On June 28, President Zelaya was in the middle of a confrontation with the Congress, and as part of that confrontation, the Supreme Court had issued an order for his arrest, based on a secret filing accusing Zelaya of three crimes calling for sentences of 2 to 12 years, and adding the general claim that he additionally had committed treason.
This should have led to an arrest and a trial. No such trial happened. Nothing was proved. So contrary to repeated claims that the Supreme Court decided against Zelaya, it had not, and still has not. Its own orders for arrest state that enough basis existed to "suppose" that crimes had been committed. Not that they had been proved or judgment rendered.
The legal interpretation equating any public consultation with binding referenda was not a Supreme Court ruling, it was by a lower court.
It was only on June 29-- after the military intervention-- that the Supreme Court moved forward with admitting a legal action based on the secret filing of June 26. According to the Supreme Court's own timeline, they acted then because they could initiate a trial under normal procedures, not those required for high government officials, based on the contention that Zelaya was no longer President (based on the acceptance by Congress of a repudiated, back-dated resignation letter). That legal case has not proceeded because the accused is not available.
These are facts. They do not support dividing the world into those who support constitutional order (and thus must support the de facto regime) and those who support Zelaya (and thus must want to throw out the separation of powers).
No accusations of crimes can legally initiate deportation, nor are those accused found guilty without trial under the Honduran constitution.
Congress' actions on Sunday June 28 were based on claiming that a resignation letter from President Zelaya was legitimate. Since it has been repudiated, and is internally questionable (dated days before the coup), everything else the Congress did in appointing its own leader as de facto "president" was contrary to law.
If you care about the existence of constitutional order, then you have to argue for the restitution of the constitutionally elected president.
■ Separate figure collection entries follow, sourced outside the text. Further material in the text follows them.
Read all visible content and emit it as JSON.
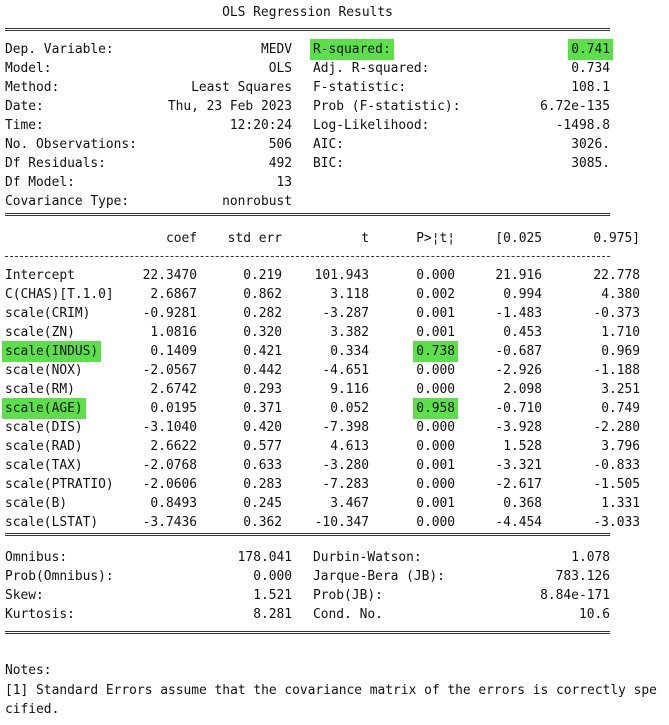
{
  "title": "OLS Regression Results",
  "top_table": {
    "rows": [
      {
        "label": "Dep. Variable:",
        "value": "MEDV",
        "right_label": "R-squared:",
        "right_value": "0.741"
      },
      {
        "label": "Model:",
        "value": "OLS",
        "right_label": "Adj. R-squared:",
        "right_value": "0.734"
      },
      {
        "label": "Method:",
        "value": "Least Squares",
        "right_label": "F-statistic:",
        "right_value": "108.1"
      },
      {
        "label": "Date:",
        "value": "Thu, 23 Feb 2023",
        "right_label": "Prob (F-statistic):",
        "right_value": "6.72e-135"
      },
      {
        "label": "Time:",
        "value": "12:20:24",
        "right_label": "Log-Likelihood:",
        "right_value": "-1498.8"
      },
      {
        "label": "No. Observations:",
        "value": "506",
        "right_label": "AIC:",
        "right_value": "3026."
      },
      {
        "label": "Df Residuals:",
        "value": "492",
        "right_label": "BIC:",
        "right_value": "3085."
      },
      {
        "label": "Df Model:",
        "value": "13"
      },
      {
        "label": "Covariance Type:",
        "value": "nonrobust"
      }
    ]
  },
  "coef_table": {
    "header": [
      "coef",
      "std err",
      "t",
      "P>¦t¦",
      "[0.025",
      "0.975]"
    ],
    "rows": [
      [
        "Intercept",
        "22.3470",
        "0.219",
        "101.943",
        "0.000",
        "21.916",
        "22.778"
      ],
      [
        "C(CHAS)[T.1.0]",
        "2.6867",
        "0.862",
        "3.118",
        "0.002",
        "0.994",
        "4.380"
      ],
      [
        "scale(CRIM)",
        "-0.9281",
        "0.282",
        "-3.287",
        "0.001",
        "-1.483",
        "-0.373"
      ],
      [
        "scale(ZN)",
        "1.0816",
        "0.320",
        "3.382",
        "0.001",
        "0.453",
        "1.710"
      ],
      [
        "scale(INDUS)",
        "0.1409",
        "0.421",
        "0.334",
        "0.738",
        "-0.687",
        "0.969"
      ],
      [
        "scale(NOX)",
        "-2.0567",
        "0.442",
        "-4.651",
        "0.000",
        "-2.926",
        "-1.188"
      ],
      [
        "scale(RM)",
        "2.6742",
        "0.293",
        "9.116",
        "0.000",
        "2.098",
        "3.251"
      ],
      [
        "scale(AGE)",
        "0.0195",
        "0.371",
        "0.052",
        "0.958",
        "-0.710",
        "0.749"
      ],
      [
        "scale(DIS)",
        "-3.1040",
        "0.420",
        "-7.398",
        "0.000",
        "-3.928",
        "-2.280"
      ],
      [
        "scale(RAD)",
        "2.6622",
        "0.577",
        "4.613",
        "0.000",
        "1.528",
        "3.796"
      ],
      [
        "scale(TAX)",
        "-2.0768",
        "0.633",
        "-3.280",
        "0.001",
        "-3.321",
        "-0.833"
      ],
      [
        "scale(PTRATIO)",
        "-2.0606",
        "0.283",
        "-7.283",
        "0.000",
        "-2.617",
        "-1.505"
      ],
      [
        "scale(B)",
        "0.8493",
        "0.245",
        "3.467",
        "0.001",
        "0.368",
        "1.331"
      ],
      [
        "scale(LSTAT)",
        "-3.7436",
        "0.362",
        "-10.347",
        "0.000",
        "-4.454",
        "-3.033"
      ]
    ]
  },
  "bottom_table": {
    "rows": [
      {
        "label": "Omnibus:",
        "value": "178.041",
        "right_label": "Durbin-Watson:",
        "right_value": "1.078"
      },
      {
        "label": "Prob(Omnibus):",
        "value": "0.000",
        "right_label": "Jarque-Bera (JB):",
        "right_value": "783.126"
      },
      {
        "label": "Skew:",
        "value": "1.521",
        "right_label": "Prob(JB):",
        "right_value": "8.84e-171"
      },
      {
        "label": "Kurtosis:",
        "value": "8.281",
        "right_label": "Cond. No.",
        "right_value": "10.6"
      }
    ]
  },
  "notes": {
    "heading": "Notes:",
    "items": [
      "[1] Standard Errors assume that the covariance matrix of the errors is correctly specified."
    ]
  }
}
I can agree that Zelaya should return to Honduras. I agree it was illegal to kick him out. But that still leaves open the issue that there's an arrest order for him from the Attorney General and that he repeatedly and openly defied judicial rulings he disagreed with.
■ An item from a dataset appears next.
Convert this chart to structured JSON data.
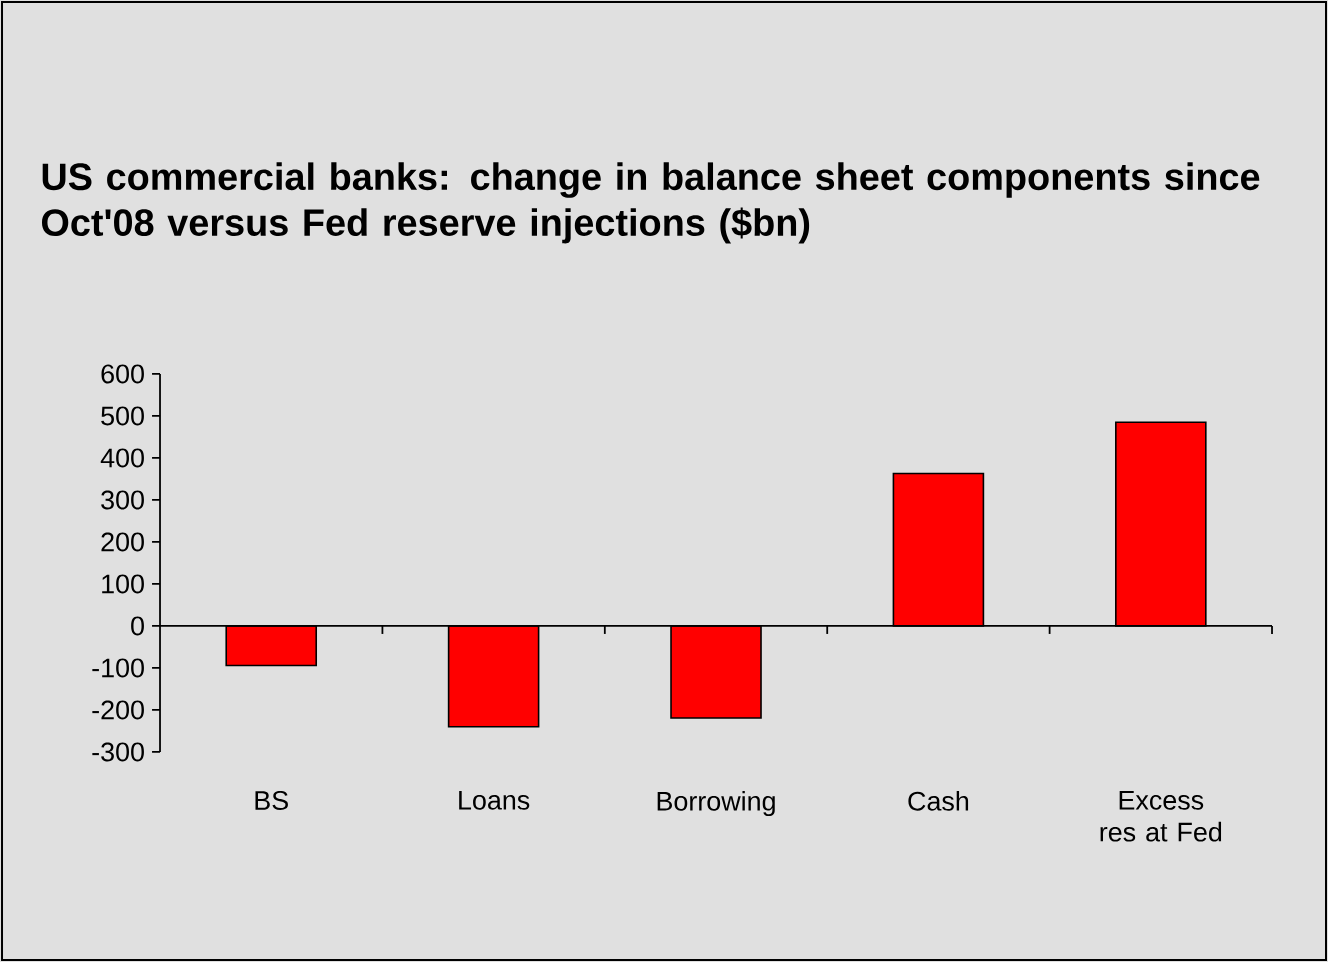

So, given that, the OAS's and Arias's insistence that Zelaya must be reinstated as president is misguided at best. It ignores that Zelaya would have to be arrested the next minute if, of course, the OAS and others actually accept that the other institutions have legitimacy.
Let me put this another way. No one who actually believes that the other institutions are legitimate can advocate what the OAS and Arias have asked for, that Zelaya return unimpeded to finish his mandate. There's an arrest order for him! The only real 'constitutional' path is that Zelaya return and accept to be put on trial. If he is found innocent he can return as president.
But I haven't seen Zelaya or any of his supporters advocate that. Neither Zelaya nor his supporters want to talk about what happened prior to June 28. Neither Zelaya not his supporters want to acknowledge that the Attorney General is a legitimate institution that has ordered his arrest.
It's pretty clear that both Zelaya and his supporters base their arguments on the premise that the decisions by the other institutions are not legitimate.
Like I said before, Gabriel, let the golpistas arrest Zelaya if they so choose. The bottom line is that they don't want to do it because they know that his detention will become such a focal point of protest that it would make the country very difficult to govern.